Observadores optimistas y supuestamente menos emocionales, adjudican, cual se tratase de una partida de ajedrez, una ventaja de posicional al equipo de Juan Guaidó en la apertura de un previsiblemente agotador torneo de reuniones y discusiones. De momento, entre vivas y abucheos, esperanzas e incredulidad se ha abierto un compás de espera.

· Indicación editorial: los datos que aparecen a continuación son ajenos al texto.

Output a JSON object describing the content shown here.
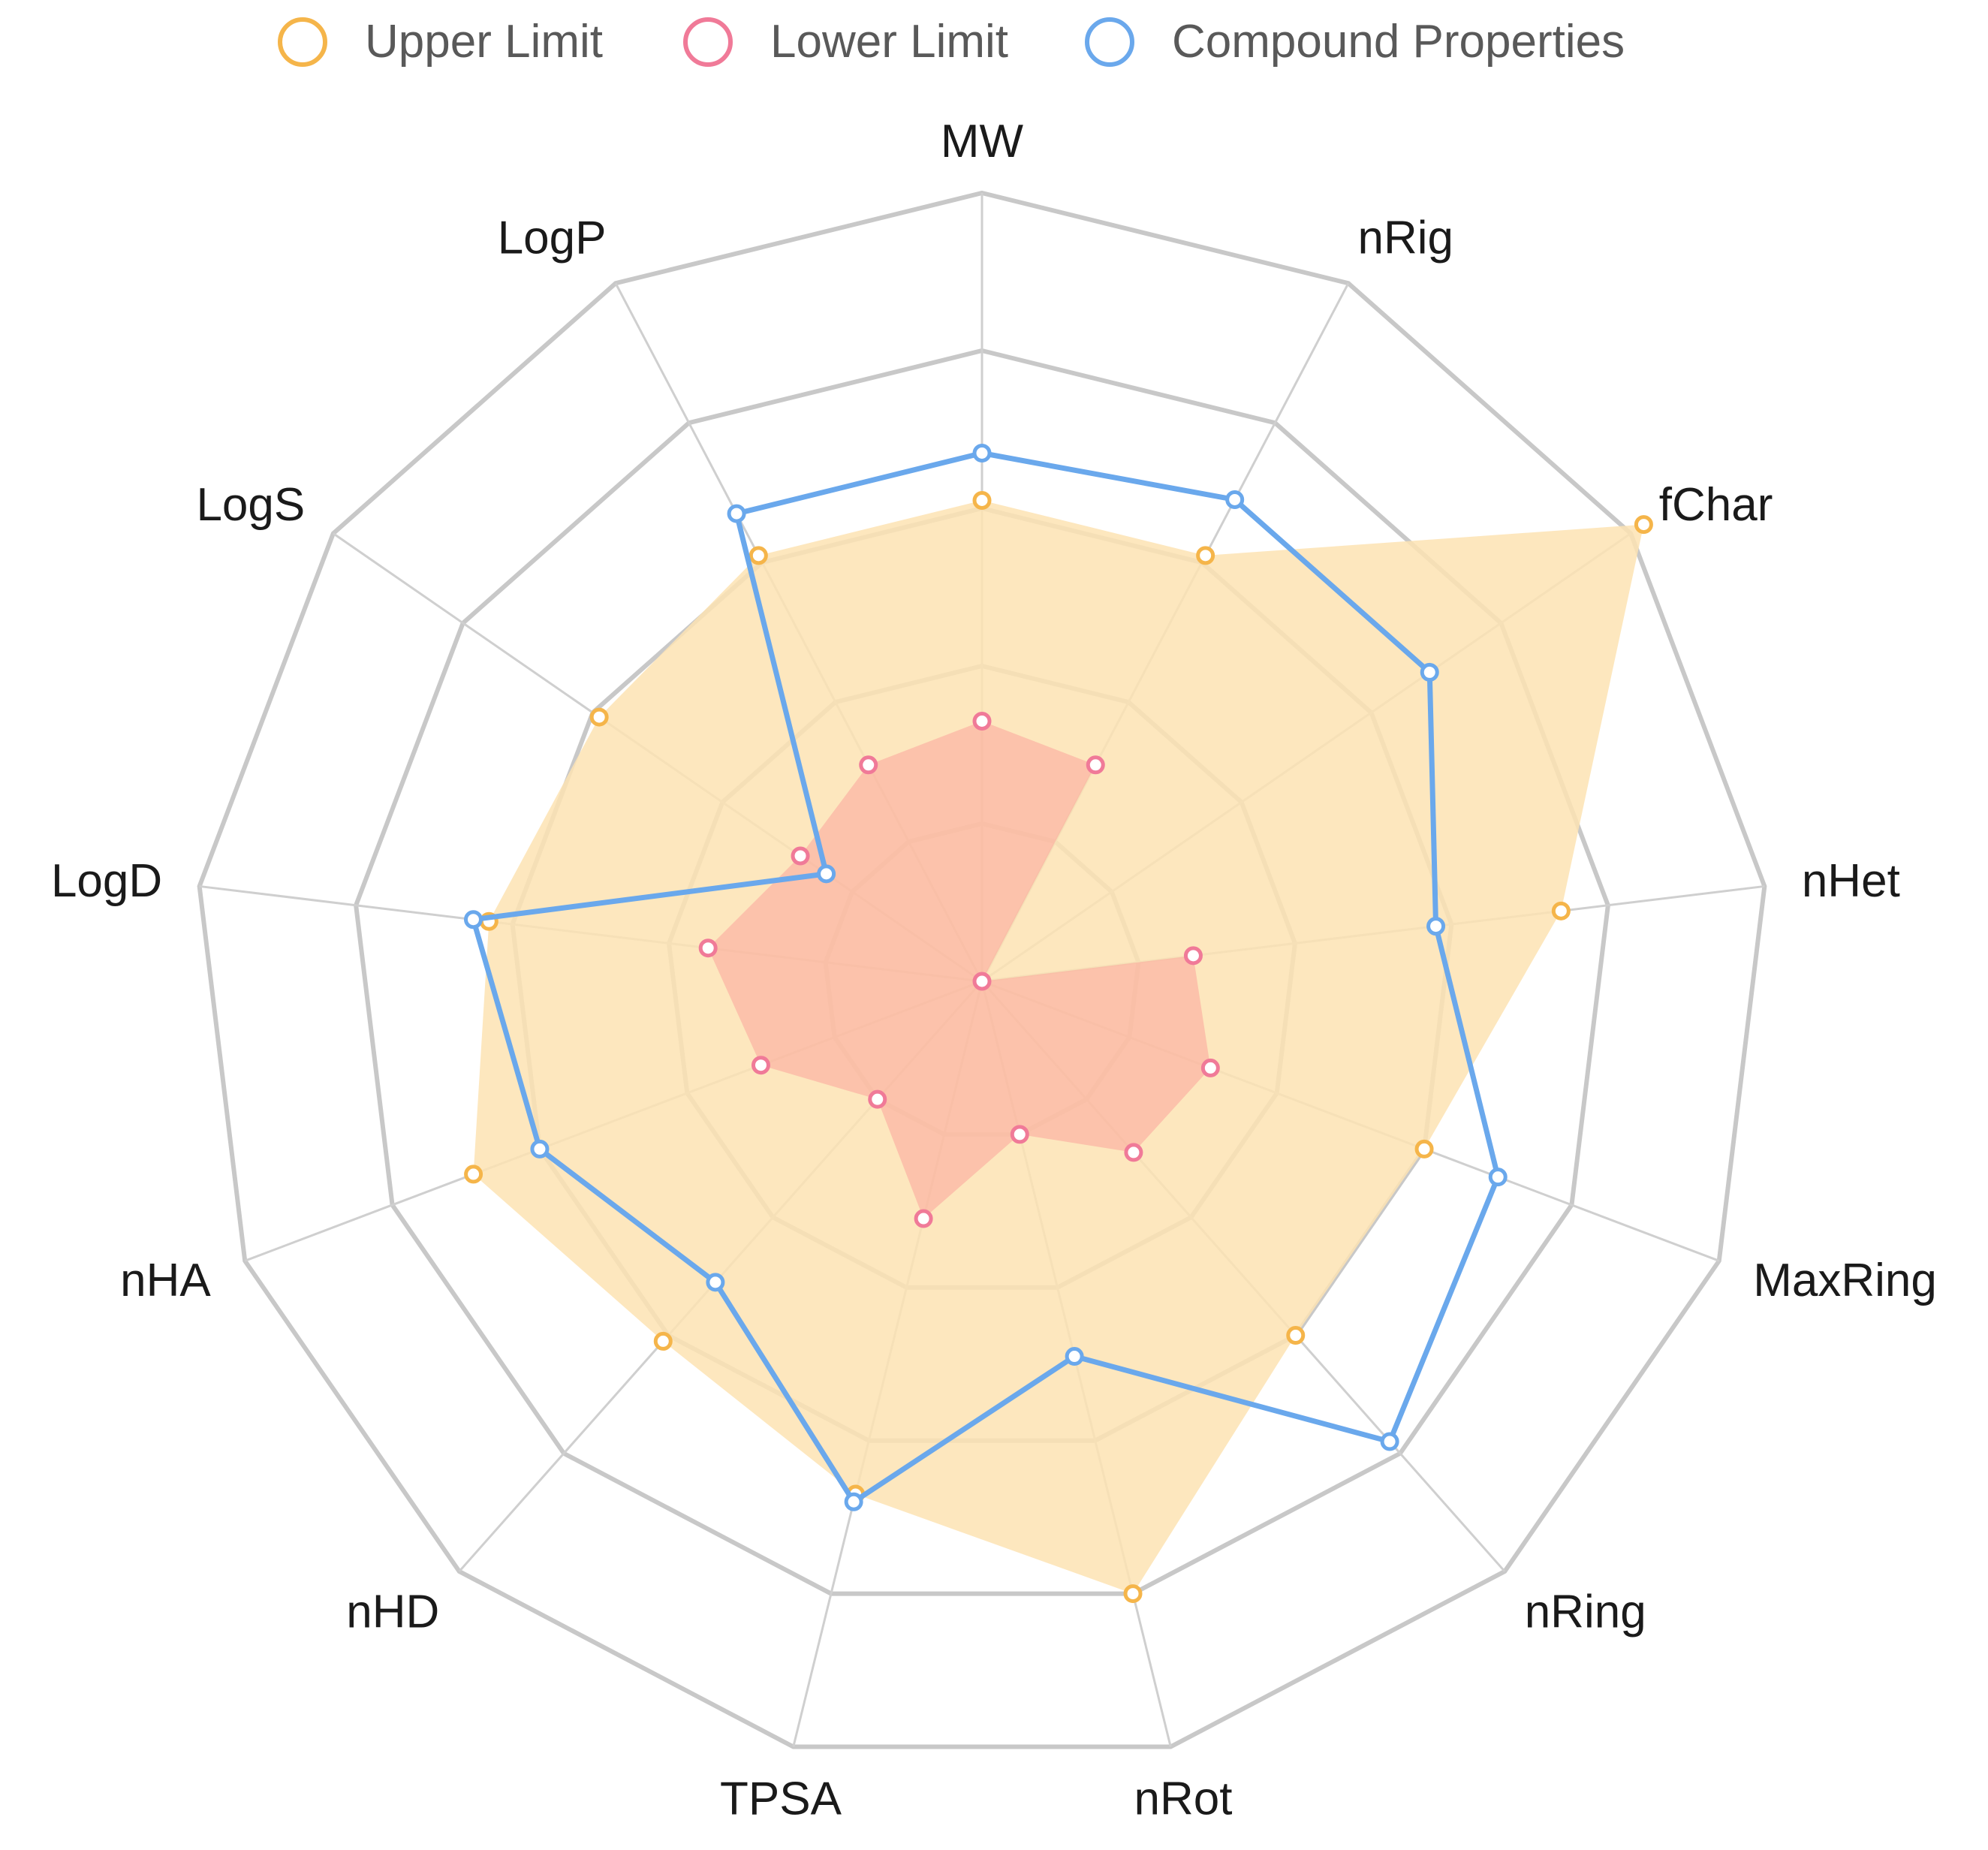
{
  "chart_data": {
    "type": "radar",
    "title": "",
    "legend_position": "top-center",
    "axes": [
      "MW",
      "nRig",
      "fChar",
      "nHet",
      "MaxRing",
      "nRing",
      "nRot",
      "TPSA",
      "nHD",
      "nHA",
      "LogD",
      "LogS",
      "LogP"
    ],
    "rings": 5,
    "r_max": 1.0,
    "series": [
      {
        "name": "Upper Limit",
        "color": "#f5b54a",
        "fill": "#fde3b3",
        "fill_opacity": 0.85,
        "values": [
          0.61,
          0.61,
          1.02,
          0.74,
          0.6,
          0.6,
          0.8,
          0.67,
          0.61,
          0.69,
          0.63,
          0.59,
          0.61
        ]
      },
      {
        "name": "Lower Limit",
        "color": "#f07a98",
        "fill": "#fba49b",
        "fill_opacity": 0.55,
        "values": [
          0.33,
          0.31,
          0.0,
          0.27,
          0.31,
          0.29,
          0.2,
          0.31,
          0.2,
          0.3,
          0.35,
          0.28,
          0.31
        ]
      },
      {
        "name": "Compound Properties",
        "color": "#6aa8ec",
        "fill": "none",
        "fill_opacity": 0,
        "values": [
          0.67,
          0.69,
          0.69,
          0.58,
          0.7,
          0.78,
          0.49,
          0.68,
          0.51,
          0.6,
          0.65,
          0.24,
          0.67
        ]
      }
    ]
  }
}
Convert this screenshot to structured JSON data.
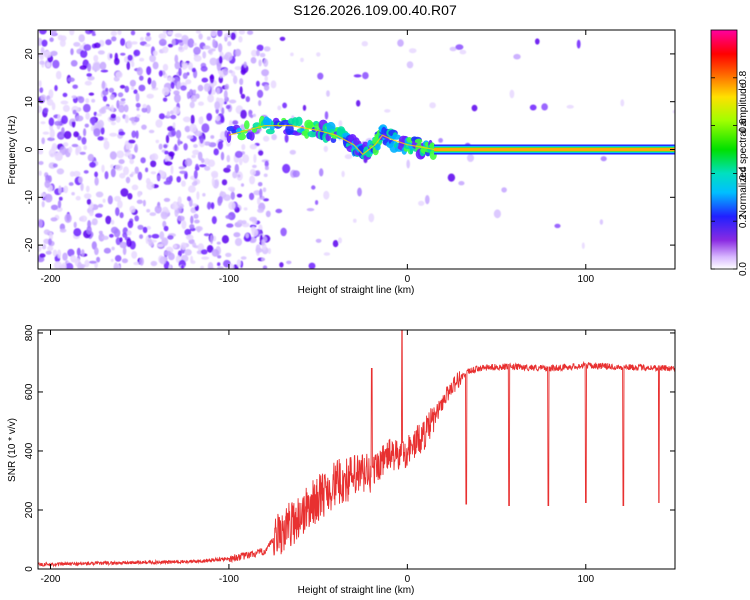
{
  "title": "S126.2026.109.00.40.R07",
  "chart_data": [
    {
      "type": "heatmap",
      "name": "spectrogram",
      "xlabel": "Height of straight line (km)",
      "ylabel": "Frequency (Hz)",
      "xlim": [
        -207,
        150
      ],
      "ylim": [
        -25,
        25
      ],
      "xticks": [
        -200,
        -100,
        0,
        100
      ],
      "xtick_labels": [
        "-200",
        "-100",
        "0",
        "100"
      ],
      "yticks": [
        -20,
        -10,
        0,
        10,
        20
      ],
      "ytick_labels": [
        "-20",
        "-10",
        "0",
        "10",
        "20"
      ],
      "colorbar": {
        "label": "Normalized spectral amplitude",
        "range": [
          0,
          1
        ],
        "ticks": [
          0.0,
          0.2,
          0.4,
          0.6,
          0.8
        ],
        "tick_labels": [
          "0.0",
          "0.2",
          "0.4",
          "0.6",
          "0.8"
        ],
        "colormap": "rainbow (violet-blue-cyan-green-yellow-red-magenta)"
      },
      "tone_path": [
        {
          "x": -100,
          "y": 3
        },
        {
          "x": -80,
          "y": 5
        },
        {
          "x": -65,
          "y": 5
        },
        {
          "x": -50,
          "y": 4
        },
        {
          "x": -40,
          "y": 3
        },
        {
          "x": -30,
          "y": 1
        },
        {
          "x": -25,
          "y": -1
        },
        {
          "x": -18,
          "y": 1
        },
        {
          "x": -14,
          "y": 3
        },
        {
          "x": -8,
          "y": 2
        },
        {
          "x": 0,
          "y": 1
        },
        {
          "x": 8,
          "y": 0.5
        },
        {
          "x": 15,
          "y": 0
        },
        {
          "x": 150,
          "y": 0
        }
      ]
    },
    {
      "type": "line",
      "name": "snr",
      "xlabel": "Height of straight line (km)",
      "ylabel": "SNR (10 * v/v)",
      "xlim": [
        -207,
        150
      ],
      "ylim": [
        0,
        810
      ],
      "xticks": [
        -200,
        -100,
        0,
        100
      ],
      "xtick_labels": [
        "-200",
        "-100",
        "0",
        "100"
      ],
      "yticks": [
        0,
        200,
        400,
        600,
        800
      ],
      "ytick_labels": [
        "0",
        "200",
        "400",
        "600",
        "800"
      ],
      "series": [
        {
          "name": "SNR",
          "color": "#e83030",
          "x": [
            -207,
            -180,
            -150,
            -120,
            -100,
            -90,
            -80,
            -70,
            -60,
            -50,
            -40,
            -30,
            -20,
            -15,
            -10,
            -5,
            0,
            5,
            10,
            15,
            20,
            25,
            30,
            35,
            40,
            50,
            60,
            80,
            100,
            120,
            150
          ],
          "values": [
            15,
            18,
            22,
            25,
            35,
            45,
            60,
            130,
            180,
            240,
            290,
            310,
            330,
            360,
            390,
            380,
            400,
            430,
            460,
            510,
            570,
            620,
            650,
            670,
            680,
            685,
            685,
            680,
            690,
            685,
            680
          ],
          "spikes_down": [
            {
              "x": 33,
              "y": 220
            },
            {
              "x": 57,
              "y": 215
            },
            {
              "x": 79,
              "y": 215
            },
            {
              "x": 100,
              "y": 225
            },
            {
              "x": 121,
              "y": 215
            },
            {
              "x": 141,
              "y": 225
            }
          ],
          "spikes_up": [
            {
              "x": -20,
              "y": 680
            },
            {
              "x": -3,
              "y": 810
            }
          ]
        }
      ]
    }
  ]
}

Anomalías y asimetrías detectadas en los encuentros fuera de focos de los bandos en lisa, explicarían, a guisa de ejemplo, el escepticismo de opinantes como Ibsen Martínez, quien en su más reciente columna no ocultó su pesimismo: «No espero nada de las negociaciones entre el chavismo y la oposición venezolana, como no sea la definitiva instauración de un prolongado ‘modus vivendi’ entra una satrapía cleptócrata posmoderna y el corpúsculo motriz de un inconducente gobierno de harvardianos en el exilio» (“Pedir la cola”, Leyendo de pie, El País, 24/08/2021). No únicamente la desilusión empaña el discurso crítico. A pesar de los apoyos y buenos deseos de la comunidad democrática internacional, se advierte una meditada preocupación en países de la región. Al respecto, conviene transcribir un fragmento del análisis encargado por El Nacional a John Mario González, columnista de El Tiempo y miembro del Consejo Superior de la Universidad Central de Colombia: «El afán por un triunfo internacional de López Obrador y su canciller Marcelo Ebrard, lo mismo que de Noruega y su diplomático Dag Nylander, puede postrar a la oposición a la categoría de mero satélite y decorativa de un régimen típicamente despótico. Negociar con Maduro, como si la mesa estuviera balanceada, no solo es desconocer la precariedad actual de la oposición, reventada por sus divisiones, golpeada por la diáspora de los venezolanos que se hastiaron de las penurias, sino que puede ser tan ingenuo como ignorar los elementos más sutiles de control del sistema. Si los quiebres o crisis de gobernabilidad, o de esplendor de la democracia venezolana contemporánea, han estado asociados inexorablemente al deterioro o auge de los precios del petróleo, cabría imaginarse la elasticidad del régimen en adelante con precios del petróleo en ascenso». Extensa la cita, pero pertinente.
Con el precedente punto y aparte, entramos en la recta final de estas líneas. Será corta y seguramente concite dudas, interrogantes y algo de inquietud —no mucha, espero—. Entre aplausos y abucheos, certezas y escrúpulos, nadie o casi nadie se pregunta a santo de qué Nicolás junior tiene voz, voto y vela en un nada improbable entierro del optimismo opositor. El primogénito —se pudo leer en el portal Infobae— es la pieza fundamental de la estructura criminal del régimen. Su rápido ascenso dentro del nico chavismo lo hizo en medio de acusaciones de corrupción, contrabando y abuso de su privilegiado parentesco con Bigotes. Al margen de tan espesas imputaciones, allí está, como si nada, el heredero natural del trono miraflorino. ¿Serán las negociaciones en pleno desarrollo su plataforma de despegue a las supremas alturas del poder? «Sabrá Dios, uno no sabe nunca nada», cantaba Lucho Gatica. Y es todo por hoy domingo 29 agosto, Día Internacional contra los Ensayos Nucleares, bueno para recalcar que, si se desea arrasar una nación, no se requiere de una bomba atómica; para muestra, un botón llamado Venezuela.